Magistrado ponente: Gustavo Hernando López Algarra

Decreto 2591 de 1991

República de Colombia Corte Suprema de Justicia Radicación no 58073 CORTE SUPREMA DE JUSTICIA SALA DE CASACIÓN LABORAL GUSTAVO HERNANDO LÓPEZ ALGARRA Magistrado Ponente STL4223-2015 Radicación no 58073 Acta no 10 Bogotá D.C., ocho (8) de abril de dos mil quince (2015). Decide la Corte sobre la impugnación interpuesta por ORLANDO TAMAYO LÓPEZ contra la decisión proferida por la SALA DE CASACIÓN CIVIL DE LA CORTE SUPREMA DE JUSTICIA el 12 de febrero de 2015, que negó el amparo solicitado dentro de la acción de tutela promovida por el recurrente contra la SALA CIVIL FAMILIA DEL TRIBUNAL SUPERIOR DEL DISTRITO JUDICIAL DE MANIZALES.

I.

ANTECEDENTES El accionante interpuso la presente queja constitucional en procura de obtener la protección de sus derechos fundamentales al acceso a la administración de justicia, a la igualdad y de petición. Para el efecto adujo, en lo que interesa al presente trámite, que presentó un derecho de petición ante la Sala Civil Familia del Tribunal Superior del Distrito Judicial de Manizales, en el que solicitó la « RENUNCIA » al Magistrado que conoce del proceso de impugnación de paternidad que adelanta, ello en atención a que el ponente «ha demostrado que no es competente para conocer » del asunto.

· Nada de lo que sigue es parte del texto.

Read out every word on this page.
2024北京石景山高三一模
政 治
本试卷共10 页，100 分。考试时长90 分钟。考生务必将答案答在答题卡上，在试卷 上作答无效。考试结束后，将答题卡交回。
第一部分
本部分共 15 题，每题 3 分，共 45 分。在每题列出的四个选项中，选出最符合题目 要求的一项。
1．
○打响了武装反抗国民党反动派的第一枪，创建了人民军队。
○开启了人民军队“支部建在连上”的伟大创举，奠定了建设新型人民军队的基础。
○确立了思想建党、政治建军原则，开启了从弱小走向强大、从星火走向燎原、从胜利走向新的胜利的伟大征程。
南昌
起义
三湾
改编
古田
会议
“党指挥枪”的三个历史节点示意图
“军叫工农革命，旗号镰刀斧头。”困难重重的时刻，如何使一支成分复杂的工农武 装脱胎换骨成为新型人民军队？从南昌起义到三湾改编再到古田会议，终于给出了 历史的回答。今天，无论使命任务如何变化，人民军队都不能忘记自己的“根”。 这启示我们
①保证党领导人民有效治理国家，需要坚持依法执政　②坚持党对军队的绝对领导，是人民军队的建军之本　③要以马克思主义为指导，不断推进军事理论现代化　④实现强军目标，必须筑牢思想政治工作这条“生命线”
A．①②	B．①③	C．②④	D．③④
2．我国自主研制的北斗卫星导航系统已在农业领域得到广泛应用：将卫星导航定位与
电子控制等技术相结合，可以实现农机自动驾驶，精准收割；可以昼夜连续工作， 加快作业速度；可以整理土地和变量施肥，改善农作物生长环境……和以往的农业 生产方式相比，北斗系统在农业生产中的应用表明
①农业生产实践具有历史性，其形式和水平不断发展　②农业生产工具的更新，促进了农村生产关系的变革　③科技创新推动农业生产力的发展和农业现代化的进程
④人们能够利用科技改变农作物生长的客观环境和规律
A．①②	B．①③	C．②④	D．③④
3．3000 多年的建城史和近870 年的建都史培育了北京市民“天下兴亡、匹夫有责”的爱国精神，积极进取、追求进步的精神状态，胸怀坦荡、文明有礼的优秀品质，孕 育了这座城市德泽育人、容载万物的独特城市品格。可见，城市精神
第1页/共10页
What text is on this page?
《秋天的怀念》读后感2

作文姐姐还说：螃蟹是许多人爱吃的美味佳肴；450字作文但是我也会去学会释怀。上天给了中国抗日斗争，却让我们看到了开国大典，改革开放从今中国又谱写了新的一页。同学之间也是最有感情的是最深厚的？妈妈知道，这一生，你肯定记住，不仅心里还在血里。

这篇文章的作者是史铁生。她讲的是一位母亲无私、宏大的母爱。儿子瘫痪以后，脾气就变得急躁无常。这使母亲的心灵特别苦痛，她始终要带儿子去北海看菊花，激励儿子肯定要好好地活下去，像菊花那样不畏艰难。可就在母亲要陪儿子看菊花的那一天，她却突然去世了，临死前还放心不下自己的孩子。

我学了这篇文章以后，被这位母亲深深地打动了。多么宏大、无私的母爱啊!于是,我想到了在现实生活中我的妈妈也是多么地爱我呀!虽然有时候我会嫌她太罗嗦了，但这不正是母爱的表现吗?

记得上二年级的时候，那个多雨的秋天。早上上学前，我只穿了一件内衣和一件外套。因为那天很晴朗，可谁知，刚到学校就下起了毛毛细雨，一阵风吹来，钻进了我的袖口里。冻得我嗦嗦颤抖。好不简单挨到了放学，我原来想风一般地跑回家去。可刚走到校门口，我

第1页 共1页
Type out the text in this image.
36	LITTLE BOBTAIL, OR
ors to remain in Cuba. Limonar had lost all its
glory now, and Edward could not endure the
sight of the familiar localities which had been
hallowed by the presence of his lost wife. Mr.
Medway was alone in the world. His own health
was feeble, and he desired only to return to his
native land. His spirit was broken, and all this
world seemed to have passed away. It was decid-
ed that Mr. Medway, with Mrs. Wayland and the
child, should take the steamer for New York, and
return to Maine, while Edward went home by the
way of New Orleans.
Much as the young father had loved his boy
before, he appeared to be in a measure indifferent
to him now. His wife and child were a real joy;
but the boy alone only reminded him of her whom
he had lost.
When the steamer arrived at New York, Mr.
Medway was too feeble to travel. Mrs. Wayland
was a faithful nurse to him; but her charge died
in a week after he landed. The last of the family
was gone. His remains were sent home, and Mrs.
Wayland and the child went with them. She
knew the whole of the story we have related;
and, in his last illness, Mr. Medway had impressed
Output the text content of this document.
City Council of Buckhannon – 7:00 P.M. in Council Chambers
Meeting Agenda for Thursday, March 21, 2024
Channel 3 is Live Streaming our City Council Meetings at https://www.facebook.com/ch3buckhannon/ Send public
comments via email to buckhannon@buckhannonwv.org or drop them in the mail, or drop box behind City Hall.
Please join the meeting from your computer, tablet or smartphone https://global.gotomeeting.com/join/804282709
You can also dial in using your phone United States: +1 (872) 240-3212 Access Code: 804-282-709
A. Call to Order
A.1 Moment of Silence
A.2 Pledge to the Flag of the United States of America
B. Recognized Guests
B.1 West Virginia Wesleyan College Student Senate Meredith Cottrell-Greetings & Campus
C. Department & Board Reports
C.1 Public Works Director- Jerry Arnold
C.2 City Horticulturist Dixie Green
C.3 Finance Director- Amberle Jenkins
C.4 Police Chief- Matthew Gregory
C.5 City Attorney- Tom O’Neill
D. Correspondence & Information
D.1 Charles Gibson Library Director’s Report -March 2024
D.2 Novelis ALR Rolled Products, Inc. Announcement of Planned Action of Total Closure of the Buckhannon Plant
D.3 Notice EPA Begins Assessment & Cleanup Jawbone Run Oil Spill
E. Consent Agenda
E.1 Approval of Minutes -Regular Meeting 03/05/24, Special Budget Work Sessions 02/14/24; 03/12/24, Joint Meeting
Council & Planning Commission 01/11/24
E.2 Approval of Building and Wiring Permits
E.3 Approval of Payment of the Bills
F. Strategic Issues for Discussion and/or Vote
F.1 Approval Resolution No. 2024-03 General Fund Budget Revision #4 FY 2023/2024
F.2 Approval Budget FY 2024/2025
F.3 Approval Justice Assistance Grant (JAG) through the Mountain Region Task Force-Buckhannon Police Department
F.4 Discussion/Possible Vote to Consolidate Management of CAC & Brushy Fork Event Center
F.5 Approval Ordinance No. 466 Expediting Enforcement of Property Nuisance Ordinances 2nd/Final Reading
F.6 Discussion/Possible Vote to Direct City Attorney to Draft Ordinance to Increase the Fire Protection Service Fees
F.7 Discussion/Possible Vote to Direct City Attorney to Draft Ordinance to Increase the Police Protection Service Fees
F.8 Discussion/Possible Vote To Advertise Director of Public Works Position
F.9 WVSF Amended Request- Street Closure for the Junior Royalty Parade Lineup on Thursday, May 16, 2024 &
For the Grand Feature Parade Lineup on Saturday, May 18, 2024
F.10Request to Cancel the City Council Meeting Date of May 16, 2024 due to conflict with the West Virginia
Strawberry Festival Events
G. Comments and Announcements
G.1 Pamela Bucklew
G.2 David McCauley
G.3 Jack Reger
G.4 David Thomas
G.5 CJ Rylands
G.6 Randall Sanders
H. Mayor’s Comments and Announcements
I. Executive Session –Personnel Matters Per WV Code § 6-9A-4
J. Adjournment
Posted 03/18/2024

Relató que dicha solicitud fue negada por parte de quien conoce del asunto, pese a que la misma estaba dirigida a la presidencia del Tribunal. Acotó que la solicitud la elevó en razón a que años atrás, el funcionario judicial en mención, conoció en segunda instancia de un proceso de divorcio que promovió, y revocó la decisión del a quo que acertadamente había condenado «a la señora Diana Patricia López Tangarife como culpable del divorcio».

Explicó que en dicha ocasión el trámite ante el colegiado fue dispendioso y culminó con una sentencia contraria a sus intereses. Agregó que en el proceso de impugnación de paternidad, el Juzgado Sexto de Familia le impartió un trámite equivocado, situación que motivó que presentara una acción de tutela, la cual fue decida de manera adversa por quien ahora le corresponde fallar vía ordinaria el asunto.

Afirmó que el Magistrado Ponente « no es la persona idónea para continuar conociendo de este proceso, ya que denoto una ALTA contaminación en su proceder en mí contra; al parecer INFLUENCIADA por la contraparte. Ya que sus actuaciones no han sido en concordancia con la Verdad y los hechos que se le ha expuesto». Por lo anterior, solicitó el amparo de los derechos fundamentales que considera vulnerados y, como consecuencia de ello, se ordene, que dentro de las 48 horas siguientes a la notificación del fallo, « se dé respuesta AL DERECHO DE PAETICION(sic) POR PARTE DE LA PRESIDENTA » del Tribunal accionado.

II. TRÁMITE Y DECISIÓN DE INSTANCIA Mediante proveído del 5 de febrero 2015, el a quo admitió la acción de tutela, ordenó notificar al accionado, con el fin de que ejerciera los derechos de defensa y contradicción. Surtido el trámite de rigor, la Sala cognoscente de este asunto constitucional en primer grado, mediante sentencia calendada de 12 de febrero de 2015, negó la protección suplicada.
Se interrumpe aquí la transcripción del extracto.